Windows 10の目玉機能の一つであったAIアシスタントの「Cortanaがタスクバーから消えた」は26.8%と12項目のうち8番目に位置し、他項目の割合と比較すると今回の調査では大きなインパクトとしては捉えられていないとみられる。
「Androidアプリは動くけど……」Win 11の率直な評価
日本マイクロソフトのニュースリリースでは「Windows 11はハイブリッドワークのためのOS」「生産性をより高め、創造性を刺激する」と表現されるが、ユーザーはどのような所感を持っているのだろうか。
既に触れたことがある人もそうでない人に対しても、Windows 11の「便利そうだと感じる点」「不便そうだと感じる点」について率直な意見を聞いた。

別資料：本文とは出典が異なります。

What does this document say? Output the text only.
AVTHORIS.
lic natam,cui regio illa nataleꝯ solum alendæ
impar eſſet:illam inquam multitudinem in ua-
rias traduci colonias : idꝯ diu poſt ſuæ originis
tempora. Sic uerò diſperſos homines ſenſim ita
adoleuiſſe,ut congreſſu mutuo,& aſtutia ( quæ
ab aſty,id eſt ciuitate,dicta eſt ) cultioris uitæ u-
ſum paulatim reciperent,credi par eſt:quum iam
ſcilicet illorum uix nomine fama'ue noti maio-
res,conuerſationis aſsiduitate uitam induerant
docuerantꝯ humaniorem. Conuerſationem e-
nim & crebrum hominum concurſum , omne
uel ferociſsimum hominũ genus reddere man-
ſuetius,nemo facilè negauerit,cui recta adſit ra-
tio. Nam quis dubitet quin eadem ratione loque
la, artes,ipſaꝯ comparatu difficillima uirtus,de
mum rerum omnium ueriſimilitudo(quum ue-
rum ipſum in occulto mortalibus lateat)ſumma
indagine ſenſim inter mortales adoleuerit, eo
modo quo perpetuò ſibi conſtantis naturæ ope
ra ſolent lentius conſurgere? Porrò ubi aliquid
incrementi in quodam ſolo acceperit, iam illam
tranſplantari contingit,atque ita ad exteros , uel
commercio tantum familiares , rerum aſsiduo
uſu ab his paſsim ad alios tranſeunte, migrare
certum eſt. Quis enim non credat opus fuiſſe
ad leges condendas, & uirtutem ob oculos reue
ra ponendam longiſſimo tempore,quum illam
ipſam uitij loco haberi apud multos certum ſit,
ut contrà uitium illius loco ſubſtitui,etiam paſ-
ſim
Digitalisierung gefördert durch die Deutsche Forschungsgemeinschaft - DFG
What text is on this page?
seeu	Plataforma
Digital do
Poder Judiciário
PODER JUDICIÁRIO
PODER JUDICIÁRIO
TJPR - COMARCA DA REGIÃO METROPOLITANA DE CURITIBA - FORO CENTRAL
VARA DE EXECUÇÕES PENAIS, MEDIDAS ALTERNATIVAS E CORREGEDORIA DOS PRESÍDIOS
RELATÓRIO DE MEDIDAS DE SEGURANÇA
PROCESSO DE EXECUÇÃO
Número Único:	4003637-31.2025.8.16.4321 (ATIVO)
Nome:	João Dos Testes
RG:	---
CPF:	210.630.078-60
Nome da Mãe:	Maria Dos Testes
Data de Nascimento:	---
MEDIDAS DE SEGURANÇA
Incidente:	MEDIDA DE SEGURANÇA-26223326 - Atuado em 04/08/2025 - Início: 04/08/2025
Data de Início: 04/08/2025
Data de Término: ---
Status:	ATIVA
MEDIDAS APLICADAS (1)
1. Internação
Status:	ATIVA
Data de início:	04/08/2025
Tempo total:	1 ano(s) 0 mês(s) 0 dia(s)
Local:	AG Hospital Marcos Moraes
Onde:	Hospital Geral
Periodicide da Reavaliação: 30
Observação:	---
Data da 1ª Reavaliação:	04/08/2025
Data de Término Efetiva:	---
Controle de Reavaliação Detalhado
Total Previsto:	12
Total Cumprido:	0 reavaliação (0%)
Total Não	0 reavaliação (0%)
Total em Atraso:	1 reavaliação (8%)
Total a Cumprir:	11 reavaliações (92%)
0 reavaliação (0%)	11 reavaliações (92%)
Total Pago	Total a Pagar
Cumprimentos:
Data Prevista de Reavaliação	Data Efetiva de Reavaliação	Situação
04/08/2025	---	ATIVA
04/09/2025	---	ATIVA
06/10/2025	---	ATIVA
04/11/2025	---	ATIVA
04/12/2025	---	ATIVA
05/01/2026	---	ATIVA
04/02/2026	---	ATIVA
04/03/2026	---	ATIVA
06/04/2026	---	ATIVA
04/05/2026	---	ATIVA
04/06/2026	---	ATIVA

便利そうだと感じる点は、AndroidアプリがOSにネイティブ対応した点に回答が集中した。また、Internet Explorerのサポート終了については賛否はあるが、「Microsoft Edgeが標準化されることでIE(に依存したシスシステム)の運用がなくなることが期待できる」といった声も少数ではあるが寄せられた。
便利だと感じる点
- Androidアプリが動作するようになったこと
- コラボレーションツールが強化したこと
- セキュリティ機能が向上したこと
- 更新が年2回から1回になったこと
- スタートメニューとタスクバーの変更
不便そうだと感じる点については、インストール時のハードウェア要件に関するコメントが目立った。問題なく利用できている旧型のPCも、OSアップグレードの際はやむなくリプレースせざるを得ないといった、要件対応への手間や不満の声が聞かれた。また、便利な点とされていたAndroidアプリのサポートについても「従業員が会社指定外のAndroidアプリを入れないよう監視する必要があり、管理の手間が増える」といった声もあった。
不便そうだと感じる点
- CPUなどハードウェアに求めるものが高い
- TPM2.0対応のPC調達が必須となる
- 既存のPCでは利用できない場合もある
- スタートメニューのタイル表示が廃止になったこと
- レガシーアプリが使えない可能性が高いこと
- Androidアプリが動作することで、かえって管理面の手間が増える
- 大型アップデートがなくならないこと
- UIが変わったためWindows 10/11が混在する時に、サポートにおける説明が煩雑(はんざつ)になる
PC買い換える? 買い換えない? ハード要件対応の今後の予定
ここまでで触れてきたUIの刷新や機能追加以外に、インストールに必要な最小要件が変更されたことも大きな点だ。特に目立った点としてセキュリティチップの「TPM.2.0」(Trusted Platform Module 2.0)が必須要件に加わったことがある。
一般的に業務用PCのリプレースサイクルは4〜5年といったところだが、PCによっては要件を満たせず、Windows 11へのアップグレードに伴ってPCリプレースの検討が必要なケースもある。そこで、Windows 11への移行を見据えて今後PCの新規調達およびリプレースを検討する予定があるかどうかを尋ねた。
「予定はない」が大多数を占め57.2%、「検討している」は28.9%、「予定している」は5.8%にとどまる結果となった(図3)。
Windows 11への移行は「する」「しない」の二択ではなく、旧型のPCは当面Windows 10を使い続け、一部をアップグレードするといった「OSの混在」という選択肢もある。一気に新OSに対応させるのではなく段階的に検討を考える組織もあるためか、今回の調査ではPCのリプレースを予定しないとした声が半数以上を占めた。